Oleh: Dr. Hj. Harijah D., M.H.

 

A.        Pendahuluan

           Putusan Mahkamah Konstitusi Nomor 93/PUU-X/2012, menghapus adanya dualisme Kewenangan mengadili sengketa ekonomi syariah antara Peradilan Umum dan Peradilan Agama.  Hal itu berarti bahwa Peradilan Agama merupakan satu-satunya lembaga litigasi yang berwenang menyelesaikan sengketa ekonomi  syariah berdasarkan ketentuan Pasal 49 Undang-Undang No. 3 Tahun 2006 dan Pasal 55 Ayat (1) Undang-Undang No. 21 Tahun 2008 Tentang Perbankan Syariah.
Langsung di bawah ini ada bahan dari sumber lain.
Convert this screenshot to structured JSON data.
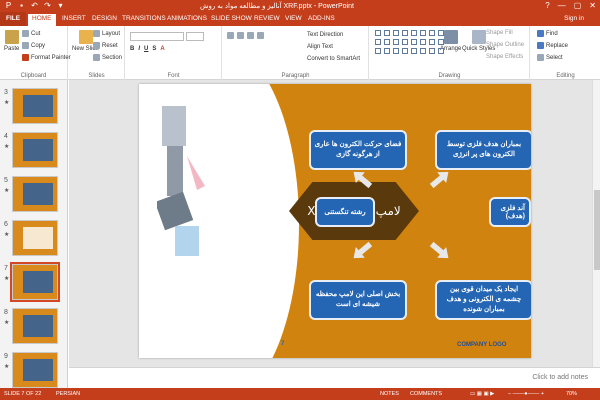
{
  "titlebar": {
    "title": "آنالیز و مطالعه مواد به روش XRF.pptx - PowerPoint",
    "minimize": "—",
    "restore": "▢",
    "close": "✕",
    "help": "?"
  },
  "tabs": [
    {
      "label": "FILE"
    },
    {
      "label": "HOME"
    },
    {
      "label": "INSERT"
    },
    {
      "label": "DESIGN"
    },
    {
      "label": "TRANSITIONS"
    },
    {
      "label": "ANIMATIONS"
    },
    {
      "label": "SLIDE SHOW"
    },
    {
      "label": "REVIEW"
    },
    {
      "label": "VIEW"
    },
    {
      "label": "ADD-INS"
    }
  ],
  "signin": "Sign in",
  "ribbon": {
    "clipboard": {
      "label": "Clipboard",
      "paste": "Paste",
      "cut": "Cut",
      "copy": "Copy",
      "format_painter": "Format Painter"
    },
    "slides": {
      "label": "Slides",
      "new_slide": "New Slide",
      "layout": "Layout",
      "reset": "Reset",
      "section": "Section"
    },
    "font": {
      "label": "Font"
    },
    "paragraph": {
      "label": "Paragraph",
      "text_direction": "Text Direction",
      "align_text": "Align Text",
      "convert": "Convert to SmartArt"
    },
    "drawing": {
      "label": "Drawing",
      "arrange": "Arrange",
      "quick_styles": "Quick Styles",
      "shape_fill": "Shape Fill",
      "shape_outline": "Shape Outline",
      "shape_effects": "Shape Effects"
    },
    "editing": {
      "label": "Editing",
      "find": "Find",
      "replace": "Replace",
      "select": "Select"
    }
  },
  "thumbnails": [
    {
      "num": "3"
    },
    {
      "num": "4"
    },
    {
      "num": "5"
    },
    {
      "num": "6"
    },
    {
      "num": "7"
    },
    {
      "num": "8"
    },
    {
      "num": "9"
    }
  ],
  "slide": {
    "center_title": "لامپ تولید اشعه X",
    "box_top_left": "فضای حرکت الکترون ها عاری از هرگونه گازی",
    "box_top_right": "بمباران هدف فلزی توسط الکترون های پر انرژی",
    "box_bottom_left": "بخش اصلی این لامپ محفظه شیشه ای است",
    "box_bottom_right": "ایجاد یک میدان قوی بین چشمه ی الکترونی و هدف بمباران شونده",
    "side_left": "رشته تنگستنی",
    "side_right": "آند فلزی (هدف)",
    "slide_number": "7",
    "logo": "COMPANY LOGO"
  },
  "notes_placeholder": "Click to add notes",
  "status": {
    "slide_info": "SLIDE 7 OF 22",
    "language": "PERSIAN",
    "notes": "NOTES",
    "comments": "COMMENTS",
    "zoom": "70%"
  },
  "colors": {
    "accent": "#c43e1c",
    "slide_orange": "#d1830f",
    "box_blue": "#2566b4"
  }
}
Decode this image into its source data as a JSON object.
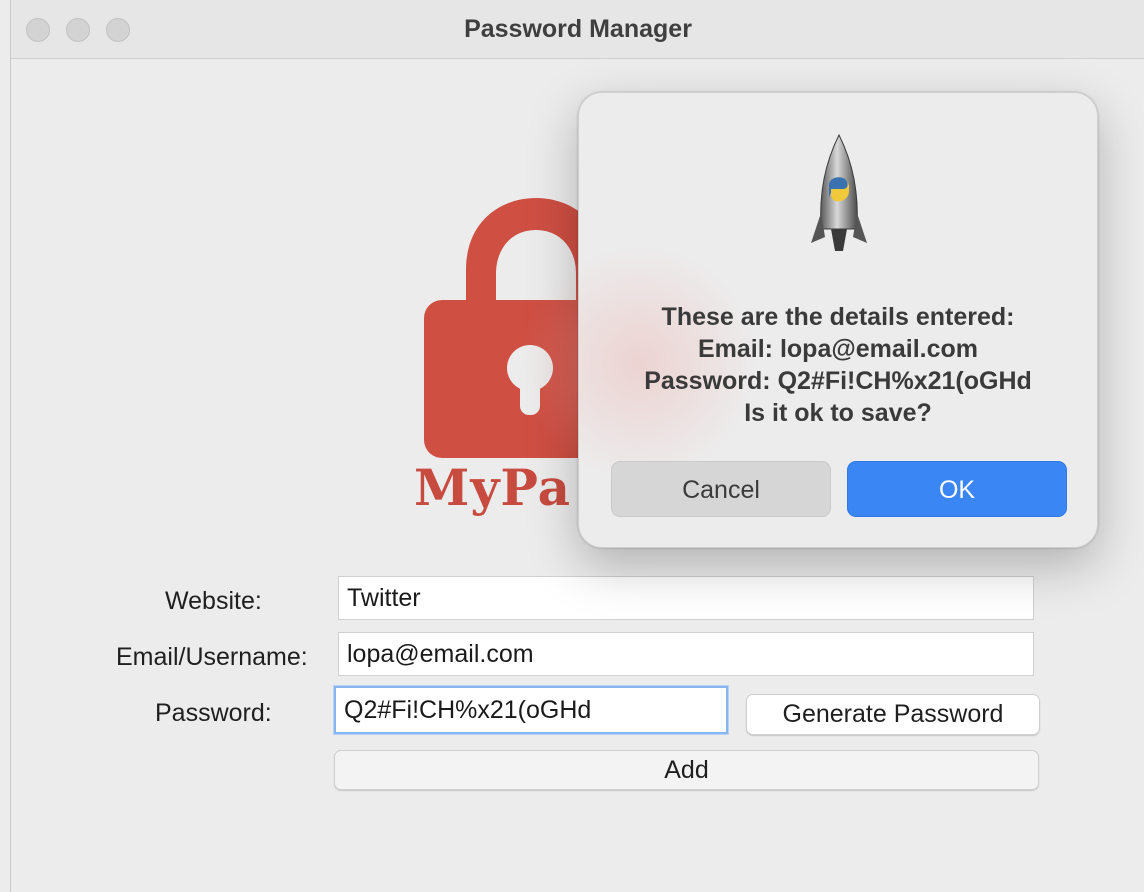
{
  "window": {
    "title": "Password Manager"
  },
  "logo": {
    "text": "MyPa"
  },
  "form": {
    "website_label": "Website:",
    "website_value": "Twitter",
    "email_label": "Email/Username:",
    "email_value": "lopa@email.com",
    "password_label": "Password:",
    "password_value": "Q2#Fi!CH%x21(oGHd",
    "generate_button_label": "Generate Password",
    "add_button_label": "Add"
  },
  "dialog": {
    "icon": "python-launcher-rocket-icon",
    "message_lines": [
      "These are the details entered:",
      "Email: lopa@email.com",
      "Password: Q2#Fi!CH%x21(oGHd",
      "Is it ok to save?"
    ],
    "cancel_label": "Cancel",
    "ok_label": "OK"
  },
  "colors": {
    "accent": "#3a86f5",
    "lock": "#cf4f43"
  }
}
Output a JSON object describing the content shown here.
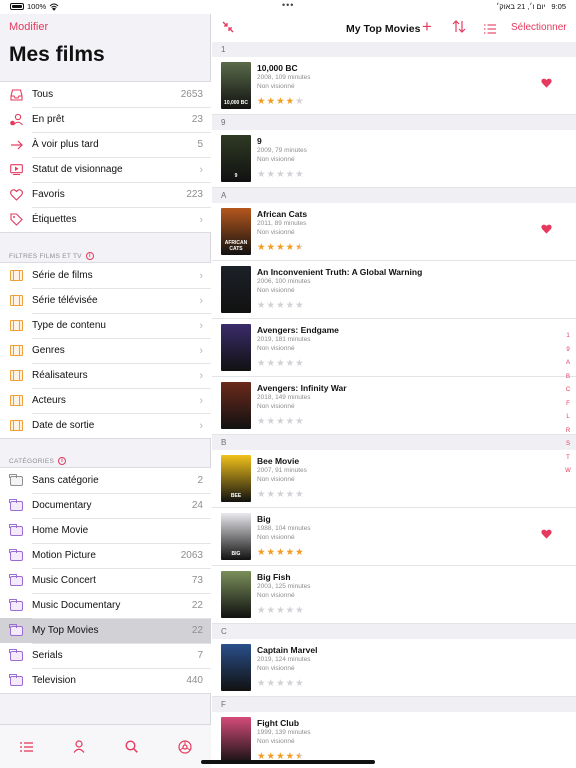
{
  "status_bar": {
    "battery": "100%",
    "time": "9:05",
    "date_rtl": "יום ו׳, 21 באוק׳"
  },
  "sidebar": {
    "edit_label": "Modifier",
    "title": "Mes films",
    "library": [
      {
        "icon": "tray-icon",
        "label": "Tous",
        "count": "2653"
      },
      {
        "icon": "person-lent-icon",
        "label": "En prêt",
        "count": "23"
      },
      {
        "icon": "arrow-right-icon",
        "label": "À voir plus tard",
        "count": "5"
      },
      {
        "icon": "play-rect-icon",
        "label": "Statut de visionnage",
        "chevron": "›"
      },
      {
        "icon": "heart-outline-icon",
        "label": "Favoris",
        "count": "223"
      },
      {
        "icon": "tag-icon",
        "label": "Étiquettes",
        "chevron": "›"
      }
    ],
    "filters_header": "FILTRES FILMS ET TV",
    "filters": [
      {
        "label": "Série de films",
        "chevron": "›"
      },
      {
        "label": "Série télévisée",
        "chevron": "›"
      },
      {
        "label": "Type de contenu",
        "chevron": "›"
      },
      {
        "label": "Genres",
        "chevron": "›"
      },
      {
        "label": "Réalisateurs",
        "chevron": "›"
      },
      {
        "label": "Acteurs",
        "chevron": "›"
      },
      {
        "label": "Date de sortie",
        "chevron": "›"
      }
    ],
    "categories_header": "CATÉGORIES",
    "categories": [
      {
        "label": "Sans catégorie",
        "count": "2"
      },
      {
        "label": "Documentary",
        "count": "24"
      },
      {
        "label": "Home Movie",
        "count": ""
      },
      {
        "label": "Motion Picture",
        "count": "2063"
      },
      {
        "label": "Music Concert",
        "count": "73"
      },
      {
        "label": "Music Documentary",
        "count": "22"
      },
      {
        "label": "My Top Movies",
        "count": "22"
      },
      {
        "label": "Serials",
        "count": "7"
      },
      {
        "label": "Television",
        "count": "440"
      }
    ],
    "info_glyph": "i",
    "tabs": [
      "list-icon",
      "person-icon",
      "search-icon",
      "settings-icon"
    ]
  },
  "main": {
    "title": "My Top Movies",
    "add_glyph": "+",
    "select_label": "Sélectionner",
    "accent": "#e5395e",
    "sections": [
      {
        "header": "1",
        "movies": [
          {
            "title": "10,000 BC",
            "meta": "2008, 109 minutes",
            "status": "Non visionné",
            "rating": 4,
            "favorite": true,
            "poster_color": "#5a6b4a",
            "poster_text": "10,000 BC"
          }
        ]
      },
      {
        "header": "9",
        "movies": [
          {
            "title": "9",
            "meta": "2009, 79 minutes",
            "status": "Non visionné",
            "rating": 0,
            "favorite": false,
            "poster_color": "#2f3a24",
            "poster_text": "9"
          }
        ]
      },
      {
        "header": "A",
        "movies": [
          {
            "title": "African Cats",
            "meta": "2011, 89 minutes",
            "status": "Non visionné",
            "rating": 4.5,
            "favorite": true,
            "poster_color": "#b5571c",
            "poster_text": "AFRICAN CATS"
          },
          {
            "title": "An Inconvenient Truth: A Global Warning",
            "meta": "2006, 100 minutes",
            "status": "Non visionné",
            "rating": 0,
            "favorite": false,
            "poster_color": "#1c2128",
            "poster_text": ""
          },
          {
            "title": "Avengers: Endgame",
            "meta": "2019, 181 minutes",
            "status": "Non visionné",
            "rating": 0,
            "favorite": false,
            "poster_color": "#3a2c6b",
            "poster_text": ""
          },
          {
            "title": "Avengers: Infinity War",
            "meta": "2018, 149 minutes",
            "status": "Non visionné",
            "rating": 0,
            "favorite": false,
            "poster_color": "#6b2a1c",
            "poster_text": ""
          }
        ]
      },
      {
        "header": "B",
        "movies": [
          {
            "title": "Bee Movie",
            "meta": "2007, 91 minutes",
            "status": "Non visionné",
            "rating": 0,
            "favorite": false,
            "poster_color": "#f2c21b",
            "poster_text": "BEE"
          },
          {
            "title": "Big",
            "meta": "1988, 104 minutes",
            "status": "Non visionné",
            "rating": 5,
            "favorite": true,
            "poster_color": "#e9e9ee",
            "poster_text": "BIG"
          },
          {
            "title": "Big Fish",
            "meta": "2003, 125 minutes",
            "status": "Non visionné",
            "rating": 0,
            "favorite": false,
            "poster_color": "#7a8f5a",
            "poster_text": ""
          }
        ]
      },
      {
        "header": "C",
        "movies": [
          {
            "title": "Captain Marvel",
            "meta": "2019, 124 minutes",
            "status": "Non visionné",
            "rating": 0,
            "favorite": false,
            "poster_color": "#2a4f8a",
            "poster_text": ""
          }
        ]
      },
      {
        "header": "F",
        "movies": [
          {
            "title": "Fight Club",
            "meta": "1999, 139 minutes",
            "status": "Non visionné",
            "rating": 4.5,
            "favorite": false,
            "poster_color": "#d54c7a",
            "poster_text": ""
          }
        ]
      }
    ],
    "index_letters": [
      "1",
      "9",
      "A",
      "B",
      "C",
      "F",
      "L",
      "R",
      "S",
      "T",
      "W"
    ]
  }
}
           Undang Undang  No. 3 tahun 2006 tentang perubahan atas Undang Undang  No. 7 tahun 1989 tentang Peradilan Agama menambah ruang lingkup tugas dan wewenang peradilan agama untuk memeriksa, mengadili, maupun menyelesaikan perkara  antara orang-orang yang beragama Islam dalam bidang ekonomi syariah meliputi: Bank syariah, lembaga keuangan mikro syariah, asuransi syariah, reasuransi syariah, reksa dana syariah, obligasi syariah, surat berharga berjangka menengah syariah, sekuritas syariah, pembiayaan syariah, pegadaian syariah, dana pensiun lembaga keuangan syariah, dan bisnis syariah.

           Orang-orang yang beragama Islam yang dimaksud, termasuk orang atau badan hukum yang dengan sendirinya menundukkan diri dengan sukarela kepada hukum Islam mengenai hal-hal yang menjadi kewenangan Pengadilan Agama. Sengketa di bidang ekonomi syariah antara orang-orang yang beragama Islam yang mana akad perjanjiannya disebutkan dengan tegas bahwa kegiatan usaha yang dilakukan adalah berdasarkan prinsip-prinsip syariah.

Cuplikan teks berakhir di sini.